The blessing of Revelation is Jesus himself. May you rest in him alone.

 

[i] The Holy Bible: English Standard Version (Wheaton: Standard Bible Society, 2016), Re 1:4–8.

[ii] Richard D. Phillips, Reformed Expository Commentary: Revelation (Phillipsburg: P&R Publishing, 2017), 16-18.

[iii] Simon J. Kistemaker and William Hendriksen, Exposition of the Book of Revelation, vol. 20, New Testament Commentary (Grand Rapids: Baker Book House, 1953–2001), 81.

[iv] Ferguson, A Greeting to Die For: Rev. 1:4-8. Accessed 9/29/17 at: https://www.sermonaudio.com/sermoninfo.asp?SID=fpc-052707am

 

[v] Robert H. Mounce, The Book of Revelation, The New International Commentary on the New Testament (Grand Rapids, MI: Wm. B. Eerdmans Publishing Co., 1997), 45.

[vi] The Holy Bible: English Standard Version (Wheaton: Standard Bible Society, 2016), Re 1:11.

[vii] The Holy Bible: English Standard Version (Wheaton: Standard Bible Society, 2016), Re 1:4–5.

[viii] Robert H. Mounce, The Book of Revelation, The New International Commentary on the New Testament (Grand Rapids, MI: Wm. B. Eerdmans Publishing Co., 1997), 45–46.

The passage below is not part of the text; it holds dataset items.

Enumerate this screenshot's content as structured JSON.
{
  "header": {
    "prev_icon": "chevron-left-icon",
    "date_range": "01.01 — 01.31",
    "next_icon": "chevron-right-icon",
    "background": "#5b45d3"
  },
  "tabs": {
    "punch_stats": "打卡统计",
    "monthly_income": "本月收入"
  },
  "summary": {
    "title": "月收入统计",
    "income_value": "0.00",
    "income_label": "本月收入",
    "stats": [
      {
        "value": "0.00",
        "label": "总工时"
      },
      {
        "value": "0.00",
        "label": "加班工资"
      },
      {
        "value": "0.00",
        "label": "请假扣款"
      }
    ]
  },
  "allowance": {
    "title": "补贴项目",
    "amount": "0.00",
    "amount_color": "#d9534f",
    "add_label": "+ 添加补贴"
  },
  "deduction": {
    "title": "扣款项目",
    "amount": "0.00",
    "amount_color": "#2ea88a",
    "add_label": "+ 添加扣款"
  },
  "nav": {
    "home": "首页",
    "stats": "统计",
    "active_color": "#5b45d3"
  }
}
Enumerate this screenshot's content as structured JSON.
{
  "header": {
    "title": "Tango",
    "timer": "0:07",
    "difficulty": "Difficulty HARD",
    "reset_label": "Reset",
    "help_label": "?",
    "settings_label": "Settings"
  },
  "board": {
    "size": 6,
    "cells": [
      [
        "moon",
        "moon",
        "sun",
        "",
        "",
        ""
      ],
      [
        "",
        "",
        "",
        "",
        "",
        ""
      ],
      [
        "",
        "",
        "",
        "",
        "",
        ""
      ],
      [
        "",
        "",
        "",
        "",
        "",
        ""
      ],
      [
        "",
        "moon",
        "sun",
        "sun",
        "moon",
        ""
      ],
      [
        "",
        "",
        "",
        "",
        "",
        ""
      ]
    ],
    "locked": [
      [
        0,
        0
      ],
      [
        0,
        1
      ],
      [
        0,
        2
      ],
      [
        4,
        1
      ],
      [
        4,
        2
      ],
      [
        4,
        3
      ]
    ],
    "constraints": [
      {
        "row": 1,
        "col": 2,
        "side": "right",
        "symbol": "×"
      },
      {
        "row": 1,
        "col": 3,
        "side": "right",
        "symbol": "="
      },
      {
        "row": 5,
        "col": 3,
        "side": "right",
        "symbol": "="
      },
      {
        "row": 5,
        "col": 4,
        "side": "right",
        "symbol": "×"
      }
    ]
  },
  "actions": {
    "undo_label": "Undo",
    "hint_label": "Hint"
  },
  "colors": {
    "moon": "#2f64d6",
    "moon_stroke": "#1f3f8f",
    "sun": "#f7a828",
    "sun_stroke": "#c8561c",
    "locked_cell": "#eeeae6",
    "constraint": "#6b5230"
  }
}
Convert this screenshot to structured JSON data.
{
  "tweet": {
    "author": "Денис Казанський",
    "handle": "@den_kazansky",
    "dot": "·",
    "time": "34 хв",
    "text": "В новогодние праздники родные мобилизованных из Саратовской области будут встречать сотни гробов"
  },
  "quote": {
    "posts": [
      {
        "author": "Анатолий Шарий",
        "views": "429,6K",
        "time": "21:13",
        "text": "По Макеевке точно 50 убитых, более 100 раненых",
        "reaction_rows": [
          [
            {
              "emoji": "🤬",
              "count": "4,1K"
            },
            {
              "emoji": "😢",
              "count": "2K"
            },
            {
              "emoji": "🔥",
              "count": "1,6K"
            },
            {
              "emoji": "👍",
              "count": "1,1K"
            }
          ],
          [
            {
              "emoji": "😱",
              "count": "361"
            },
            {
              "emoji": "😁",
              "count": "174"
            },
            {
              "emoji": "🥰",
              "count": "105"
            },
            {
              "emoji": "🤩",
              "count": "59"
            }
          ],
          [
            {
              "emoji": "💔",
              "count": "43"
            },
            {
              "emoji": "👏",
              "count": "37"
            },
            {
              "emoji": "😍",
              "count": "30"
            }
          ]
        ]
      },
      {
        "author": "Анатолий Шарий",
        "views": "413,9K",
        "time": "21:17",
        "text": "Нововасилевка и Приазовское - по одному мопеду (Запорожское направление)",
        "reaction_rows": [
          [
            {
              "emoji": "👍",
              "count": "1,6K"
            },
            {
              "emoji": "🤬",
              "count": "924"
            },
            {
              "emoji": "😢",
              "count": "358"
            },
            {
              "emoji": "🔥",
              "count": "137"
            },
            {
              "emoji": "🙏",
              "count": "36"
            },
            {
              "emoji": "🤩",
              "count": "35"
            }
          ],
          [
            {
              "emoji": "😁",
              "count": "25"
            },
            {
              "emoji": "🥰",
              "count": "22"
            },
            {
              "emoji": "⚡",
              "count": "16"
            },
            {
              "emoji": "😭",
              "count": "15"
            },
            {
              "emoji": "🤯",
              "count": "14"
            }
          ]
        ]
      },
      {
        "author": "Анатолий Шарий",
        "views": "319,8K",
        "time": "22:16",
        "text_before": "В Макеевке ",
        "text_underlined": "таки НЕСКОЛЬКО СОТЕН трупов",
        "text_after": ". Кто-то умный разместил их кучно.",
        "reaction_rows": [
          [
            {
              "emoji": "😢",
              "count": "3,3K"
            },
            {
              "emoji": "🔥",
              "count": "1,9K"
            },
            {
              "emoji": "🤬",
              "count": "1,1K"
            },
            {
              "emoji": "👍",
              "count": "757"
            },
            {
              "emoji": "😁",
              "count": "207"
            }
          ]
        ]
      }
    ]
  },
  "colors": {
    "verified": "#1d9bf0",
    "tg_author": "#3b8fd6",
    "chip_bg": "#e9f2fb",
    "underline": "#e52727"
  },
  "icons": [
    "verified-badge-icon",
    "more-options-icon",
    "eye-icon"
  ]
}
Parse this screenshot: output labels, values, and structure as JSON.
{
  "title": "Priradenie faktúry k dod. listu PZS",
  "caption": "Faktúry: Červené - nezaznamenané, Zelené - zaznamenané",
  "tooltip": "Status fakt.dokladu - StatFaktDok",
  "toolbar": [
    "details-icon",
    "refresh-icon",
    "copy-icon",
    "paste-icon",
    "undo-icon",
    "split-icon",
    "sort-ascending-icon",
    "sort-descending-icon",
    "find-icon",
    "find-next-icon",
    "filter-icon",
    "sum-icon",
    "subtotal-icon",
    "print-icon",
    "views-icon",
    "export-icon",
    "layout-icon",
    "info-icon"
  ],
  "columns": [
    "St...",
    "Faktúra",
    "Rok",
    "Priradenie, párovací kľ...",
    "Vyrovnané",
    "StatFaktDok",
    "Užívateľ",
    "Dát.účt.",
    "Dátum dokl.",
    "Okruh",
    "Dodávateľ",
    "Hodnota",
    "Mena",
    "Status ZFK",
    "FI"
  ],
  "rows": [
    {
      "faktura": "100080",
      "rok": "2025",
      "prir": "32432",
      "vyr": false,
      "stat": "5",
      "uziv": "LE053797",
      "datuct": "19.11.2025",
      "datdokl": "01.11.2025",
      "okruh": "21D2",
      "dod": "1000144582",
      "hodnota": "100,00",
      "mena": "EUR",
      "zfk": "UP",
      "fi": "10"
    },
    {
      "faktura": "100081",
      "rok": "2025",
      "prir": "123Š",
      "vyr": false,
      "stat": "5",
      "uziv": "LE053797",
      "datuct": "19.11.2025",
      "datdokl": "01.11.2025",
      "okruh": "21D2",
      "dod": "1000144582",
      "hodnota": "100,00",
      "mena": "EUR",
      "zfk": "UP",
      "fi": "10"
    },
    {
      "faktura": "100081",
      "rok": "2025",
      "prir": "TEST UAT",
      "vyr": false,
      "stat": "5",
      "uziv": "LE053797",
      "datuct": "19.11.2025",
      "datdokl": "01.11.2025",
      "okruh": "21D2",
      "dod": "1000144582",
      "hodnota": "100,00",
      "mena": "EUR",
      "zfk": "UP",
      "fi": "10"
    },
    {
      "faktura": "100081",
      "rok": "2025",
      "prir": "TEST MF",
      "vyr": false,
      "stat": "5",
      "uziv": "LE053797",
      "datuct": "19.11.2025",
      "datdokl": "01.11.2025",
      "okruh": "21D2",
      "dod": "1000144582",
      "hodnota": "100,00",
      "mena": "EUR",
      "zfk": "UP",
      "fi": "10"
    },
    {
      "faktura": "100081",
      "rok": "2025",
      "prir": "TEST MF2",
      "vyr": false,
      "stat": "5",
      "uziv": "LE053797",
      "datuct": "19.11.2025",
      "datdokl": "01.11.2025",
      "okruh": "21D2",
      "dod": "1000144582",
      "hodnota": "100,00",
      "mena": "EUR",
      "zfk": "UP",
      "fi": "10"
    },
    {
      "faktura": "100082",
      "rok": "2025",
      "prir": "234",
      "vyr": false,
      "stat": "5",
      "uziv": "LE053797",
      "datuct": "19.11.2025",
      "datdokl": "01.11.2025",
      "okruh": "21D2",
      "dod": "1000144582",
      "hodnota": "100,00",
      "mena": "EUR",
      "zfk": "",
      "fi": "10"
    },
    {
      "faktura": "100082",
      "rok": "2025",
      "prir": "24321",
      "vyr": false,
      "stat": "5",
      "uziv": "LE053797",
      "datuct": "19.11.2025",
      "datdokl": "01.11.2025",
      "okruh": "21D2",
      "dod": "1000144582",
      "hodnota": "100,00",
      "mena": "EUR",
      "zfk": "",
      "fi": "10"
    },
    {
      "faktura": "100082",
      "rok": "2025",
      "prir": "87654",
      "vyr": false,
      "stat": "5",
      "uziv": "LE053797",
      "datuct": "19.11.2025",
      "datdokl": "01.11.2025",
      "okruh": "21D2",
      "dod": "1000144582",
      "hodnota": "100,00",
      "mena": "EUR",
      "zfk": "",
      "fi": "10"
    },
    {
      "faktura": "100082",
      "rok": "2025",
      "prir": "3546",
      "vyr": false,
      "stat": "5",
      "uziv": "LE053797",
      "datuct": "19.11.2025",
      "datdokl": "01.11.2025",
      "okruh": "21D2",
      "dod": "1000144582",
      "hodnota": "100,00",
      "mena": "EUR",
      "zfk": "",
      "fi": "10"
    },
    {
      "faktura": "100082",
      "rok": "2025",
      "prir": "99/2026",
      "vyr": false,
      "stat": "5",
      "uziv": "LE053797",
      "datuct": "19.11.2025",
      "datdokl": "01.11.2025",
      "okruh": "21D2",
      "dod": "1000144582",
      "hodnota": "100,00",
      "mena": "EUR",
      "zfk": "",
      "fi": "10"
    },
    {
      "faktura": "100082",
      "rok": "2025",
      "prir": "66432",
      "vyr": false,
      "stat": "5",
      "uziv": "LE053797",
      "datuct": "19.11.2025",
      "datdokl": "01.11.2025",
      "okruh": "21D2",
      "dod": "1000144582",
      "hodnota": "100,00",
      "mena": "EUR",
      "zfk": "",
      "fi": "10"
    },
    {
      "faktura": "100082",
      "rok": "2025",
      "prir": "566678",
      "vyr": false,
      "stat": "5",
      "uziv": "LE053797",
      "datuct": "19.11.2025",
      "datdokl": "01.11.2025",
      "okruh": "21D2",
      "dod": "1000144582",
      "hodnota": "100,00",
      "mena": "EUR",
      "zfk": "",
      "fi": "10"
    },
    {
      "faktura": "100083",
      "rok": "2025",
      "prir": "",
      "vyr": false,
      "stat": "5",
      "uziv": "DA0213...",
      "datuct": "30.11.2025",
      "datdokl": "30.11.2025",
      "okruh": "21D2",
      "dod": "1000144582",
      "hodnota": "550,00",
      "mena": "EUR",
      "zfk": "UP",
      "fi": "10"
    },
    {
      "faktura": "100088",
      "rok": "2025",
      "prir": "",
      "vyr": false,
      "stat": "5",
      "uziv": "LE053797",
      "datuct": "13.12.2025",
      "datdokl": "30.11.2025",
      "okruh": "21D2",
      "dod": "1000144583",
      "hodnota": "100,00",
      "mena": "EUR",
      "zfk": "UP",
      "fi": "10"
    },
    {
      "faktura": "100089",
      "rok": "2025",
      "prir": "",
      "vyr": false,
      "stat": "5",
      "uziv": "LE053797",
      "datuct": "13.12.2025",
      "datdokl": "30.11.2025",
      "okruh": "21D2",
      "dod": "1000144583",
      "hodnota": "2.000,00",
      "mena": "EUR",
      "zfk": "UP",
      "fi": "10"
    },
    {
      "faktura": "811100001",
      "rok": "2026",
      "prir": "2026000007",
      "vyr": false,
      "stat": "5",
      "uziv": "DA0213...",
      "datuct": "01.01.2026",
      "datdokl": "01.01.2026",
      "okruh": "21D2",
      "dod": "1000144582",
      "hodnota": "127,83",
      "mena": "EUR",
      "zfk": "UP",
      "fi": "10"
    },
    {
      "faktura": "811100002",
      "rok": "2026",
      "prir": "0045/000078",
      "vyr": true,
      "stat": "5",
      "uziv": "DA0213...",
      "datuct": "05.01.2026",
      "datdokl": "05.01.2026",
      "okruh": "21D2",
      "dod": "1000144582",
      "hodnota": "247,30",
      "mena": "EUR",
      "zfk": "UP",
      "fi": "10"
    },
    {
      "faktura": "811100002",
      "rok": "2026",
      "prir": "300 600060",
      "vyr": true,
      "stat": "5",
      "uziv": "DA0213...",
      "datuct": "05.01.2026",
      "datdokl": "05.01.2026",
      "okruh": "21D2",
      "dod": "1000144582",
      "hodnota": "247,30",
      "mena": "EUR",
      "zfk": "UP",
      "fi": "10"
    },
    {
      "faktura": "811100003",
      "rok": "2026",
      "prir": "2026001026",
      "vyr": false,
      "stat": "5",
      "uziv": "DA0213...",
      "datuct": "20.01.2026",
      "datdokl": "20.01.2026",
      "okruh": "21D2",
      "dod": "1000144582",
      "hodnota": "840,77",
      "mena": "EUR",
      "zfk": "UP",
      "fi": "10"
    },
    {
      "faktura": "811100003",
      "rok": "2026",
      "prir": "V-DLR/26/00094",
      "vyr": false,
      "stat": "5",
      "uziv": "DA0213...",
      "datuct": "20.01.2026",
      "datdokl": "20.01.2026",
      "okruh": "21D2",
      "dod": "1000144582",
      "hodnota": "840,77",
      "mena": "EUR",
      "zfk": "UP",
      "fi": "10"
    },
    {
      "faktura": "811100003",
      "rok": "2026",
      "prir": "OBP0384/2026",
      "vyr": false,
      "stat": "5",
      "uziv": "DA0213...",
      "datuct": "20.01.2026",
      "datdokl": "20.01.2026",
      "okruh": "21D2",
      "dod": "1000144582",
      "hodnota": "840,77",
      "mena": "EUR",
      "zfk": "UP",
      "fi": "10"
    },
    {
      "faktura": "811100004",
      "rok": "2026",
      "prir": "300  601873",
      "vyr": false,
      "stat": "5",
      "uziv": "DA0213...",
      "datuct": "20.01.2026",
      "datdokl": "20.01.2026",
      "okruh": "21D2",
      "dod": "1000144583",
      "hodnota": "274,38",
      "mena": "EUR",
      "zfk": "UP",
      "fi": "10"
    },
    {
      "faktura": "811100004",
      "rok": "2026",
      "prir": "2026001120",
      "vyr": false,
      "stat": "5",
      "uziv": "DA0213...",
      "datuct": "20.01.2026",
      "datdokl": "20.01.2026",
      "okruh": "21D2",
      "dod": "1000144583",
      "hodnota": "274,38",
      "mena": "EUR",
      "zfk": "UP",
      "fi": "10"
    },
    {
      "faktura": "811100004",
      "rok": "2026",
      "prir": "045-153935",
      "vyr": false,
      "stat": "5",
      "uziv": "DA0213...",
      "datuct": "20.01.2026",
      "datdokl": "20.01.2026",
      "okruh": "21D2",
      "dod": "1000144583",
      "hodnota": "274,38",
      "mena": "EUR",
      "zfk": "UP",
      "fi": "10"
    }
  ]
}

[ix] The Holy Bible: English Standard Version (Wheaton: Standard Bible Society, 2016), Re 1:4.

[x] The Holy Bible: English Standard Version (Wheaton: Standard Bible Society, 2016), Is 11:2.

[xi] The Holy Bible: English Standard Version (Wheaton: Standard Bible Society, 2016), Re 1:5.

[xii] Ferguson, op, cit.

[xiii] Id.

[xiv] The Holy Bible: English Standard Version (Wheaton: Standard Bible Society, 2016), Re 1:5–6.

[xv] The Holy Bible: English Standard Version (Wheaton: Standard Bible Society, 2016), Re 1:7.

[xvi] The Holy Bible: English Standard Version (Wheaton: Standard Bible Society, 2016), Re 1:8.

[xvii] The Holy Bible: New International Version (Grand Rapids, MI: Zondervan, 1984), Ro 8:31–32.